Summer and the Fall.
So many things I would have done
But clouds got in the way
--Joni Mitchell (duh)
I don't typically celebrate my birthday. Sometimes I've even neglected it--well, as much as possible when married to a woman who thinks birthdays are absolutely to be observed, and festively. A woman who, unlike her husband, doesn't find it somehow distasteful to see a grown adult-type person demanding as much as an entire week of adulation, over an arbitrary event that occurred many years ago, one which they had almost nothing to do with other than showing up (and what a guest--arriving naked, screaming, and empty-handed).
I've always agreed with Adam Carolla (on this topic, anyway) that an "achievement day" might be better employed, commemoration of a day you did something you're proud of. Now that I think of it, however, that seems kind of Objectivist, not to mention that the day I often thought of for myself (when, as a not-very-independent 21-year-old, I moved upstate, enrolled in school, and found an apartment the same day--in a damn-near-blizzard, no less) came during the most depressed, aimless period of my life, ultimately leading to nothing productive, and nothing resembling an accomplishment. (I'll leave that sobby story to another post, perhaps, and hopefully make it less run-onny.)

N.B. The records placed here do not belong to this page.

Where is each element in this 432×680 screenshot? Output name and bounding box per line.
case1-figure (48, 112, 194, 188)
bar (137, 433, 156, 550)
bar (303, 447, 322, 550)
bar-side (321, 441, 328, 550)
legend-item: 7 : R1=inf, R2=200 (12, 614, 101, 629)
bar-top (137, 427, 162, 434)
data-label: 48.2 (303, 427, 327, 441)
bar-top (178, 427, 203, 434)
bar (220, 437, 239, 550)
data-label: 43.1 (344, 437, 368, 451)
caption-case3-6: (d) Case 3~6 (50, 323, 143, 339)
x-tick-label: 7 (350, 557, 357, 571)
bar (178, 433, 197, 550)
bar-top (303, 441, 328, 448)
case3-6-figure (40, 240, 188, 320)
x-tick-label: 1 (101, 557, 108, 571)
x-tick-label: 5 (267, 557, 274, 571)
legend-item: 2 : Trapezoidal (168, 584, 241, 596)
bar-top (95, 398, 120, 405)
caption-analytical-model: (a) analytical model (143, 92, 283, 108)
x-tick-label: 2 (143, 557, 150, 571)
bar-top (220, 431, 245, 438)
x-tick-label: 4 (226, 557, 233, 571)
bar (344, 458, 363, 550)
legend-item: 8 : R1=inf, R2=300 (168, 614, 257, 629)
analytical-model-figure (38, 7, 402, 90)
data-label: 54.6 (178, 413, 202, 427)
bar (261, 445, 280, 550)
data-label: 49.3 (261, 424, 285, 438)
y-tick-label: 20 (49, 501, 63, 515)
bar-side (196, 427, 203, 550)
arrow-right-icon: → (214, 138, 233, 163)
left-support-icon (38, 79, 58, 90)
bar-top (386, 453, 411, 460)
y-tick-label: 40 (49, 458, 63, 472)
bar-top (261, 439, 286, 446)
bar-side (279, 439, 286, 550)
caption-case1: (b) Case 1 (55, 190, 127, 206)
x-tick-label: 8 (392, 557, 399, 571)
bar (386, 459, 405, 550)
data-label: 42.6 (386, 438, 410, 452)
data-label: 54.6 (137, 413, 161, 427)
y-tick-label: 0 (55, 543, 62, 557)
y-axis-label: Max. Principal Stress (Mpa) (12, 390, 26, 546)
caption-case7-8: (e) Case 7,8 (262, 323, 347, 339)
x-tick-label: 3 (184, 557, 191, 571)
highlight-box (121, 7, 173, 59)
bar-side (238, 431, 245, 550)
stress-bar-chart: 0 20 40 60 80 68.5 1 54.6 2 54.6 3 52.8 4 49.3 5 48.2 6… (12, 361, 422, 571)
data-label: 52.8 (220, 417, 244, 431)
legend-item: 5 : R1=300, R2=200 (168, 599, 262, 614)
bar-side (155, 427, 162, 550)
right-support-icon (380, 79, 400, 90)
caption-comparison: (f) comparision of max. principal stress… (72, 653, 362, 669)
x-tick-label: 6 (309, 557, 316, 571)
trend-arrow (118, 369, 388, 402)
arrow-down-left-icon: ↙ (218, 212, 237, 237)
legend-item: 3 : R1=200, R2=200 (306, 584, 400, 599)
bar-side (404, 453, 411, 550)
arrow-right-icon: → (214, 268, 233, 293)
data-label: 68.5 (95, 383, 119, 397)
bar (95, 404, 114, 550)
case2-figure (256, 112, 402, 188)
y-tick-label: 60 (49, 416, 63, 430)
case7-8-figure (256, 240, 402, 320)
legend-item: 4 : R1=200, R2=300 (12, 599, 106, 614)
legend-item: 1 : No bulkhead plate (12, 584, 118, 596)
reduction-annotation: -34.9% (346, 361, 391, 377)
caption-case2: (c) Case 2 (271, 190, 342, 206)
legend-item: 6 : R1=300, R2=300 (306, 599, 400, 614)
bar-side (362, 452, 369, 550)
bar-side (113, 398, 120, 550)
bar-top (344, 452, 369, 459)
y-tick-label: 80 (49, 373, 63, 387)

This year--this week in fact--I decided to embrace my birthday. Oh, I didn't actually mention it to anyone, but I think I accepted and acknowledged well-wishes more graciously, gratefully, and sincerely. I was prepared my favorite dinner (Thanksgiving), baked my favorite dessert (Boston cream pie cake), and gifted the thing I was really hoping for: a lightly-used VCR. I'm not even kidding. Clearly, I'm not a man who wants for much. And yes, I took a whole week--at my wife's insistence, only somewhat resisted--but now it's back to washing dishes and so forth.
I try to remind myself that, upon birth, I hit the Cosmic Lottery: born a white male (I mean, right there!) in the latter half of the 20th Century, to a middle-class family on the East Coast of the United States. Of course, like most lottery winners, I have since almost completely squandered my fortune, but that element of luck is undeniable.
"Age is just a number!" I hear chirped often, to which I cheerfully reply "Yes! A number that may accurately reflect the amount of time one has left in their life! But not really, because its end may come much sooner, through accidental or otherwise unnatural means!" So, yeah, may as well enjoy the marking of another year, undeserved, improbable. I have only so many of these natal anniversaries left, after all--which was always true, and a fact always worth remembering.
Whenever I think of dying, for some reason I think of when I'd like to die, what time of year. My birthday hits right as my least-favorite half of the year begins, just days beyond the vernal equinox, which has probably tainted my enthusiasm. (Although, through much of spring, I can sometimes delude myself momentarily and regard the still-bare trees and the cold, damp overcast as signs of my beloved autumn.) I used to love summer, particularly its schoollessness, until that advantage no longer applied.
These thoughts led to the rest of this post, which I wrote at the very end of fall, 2021.
SUMMER AND THE FALL
The first time I saw the ocean, it was summer, and I didn’t know what it was. I thought maybe it was another country, possibly an inhospitable one, because it fought me as I tried to enter.
Maybe it was trying to save me.
What did it know?
I visited the ocean many times over childhood years, but never ventured far past its border; it always threw me back to where I came. I didn't take it personally. I laughed, unless the wind had been knocked out of me, and then I might sulk, and yet the best summer was the one with the most violent waves.
The visits happened under the sun, always, sometimes just until the brink of becoming late.
Older, I’d visit well after late, and look into that country of dark, look until I couldn’t see. Without seeing, there was left only an agreeable language I was never really destined to speak.
After summer, the fall. The colors of the leaves, overhead and under foot, those are the crayons I’d use most at that time of year, diminishing, peeled, and spent by winter.
The chill encroached, the afternoon evening golded the light differently, until shadows weren’t the same. They threw, lain long across the ground, black scarves my raw fingers wouldn’t stop knitting, as lateness drew nearer.
If I die at the end of summer—not this summer, especially, but any summer—I will be pissed. (Well, maybe especially this one, now that I think of it.) I hate the thought of missing fall. Thinking of all the future autumns I’ll miss upsets me. Then I think of the many I have already missed, the ones before I was born here.
I guess I should, and can, be happy with the falls I’ve had, and summers I’ve had. My visits to dark, violent, unfathomable countries, my knitted shadows long thrown.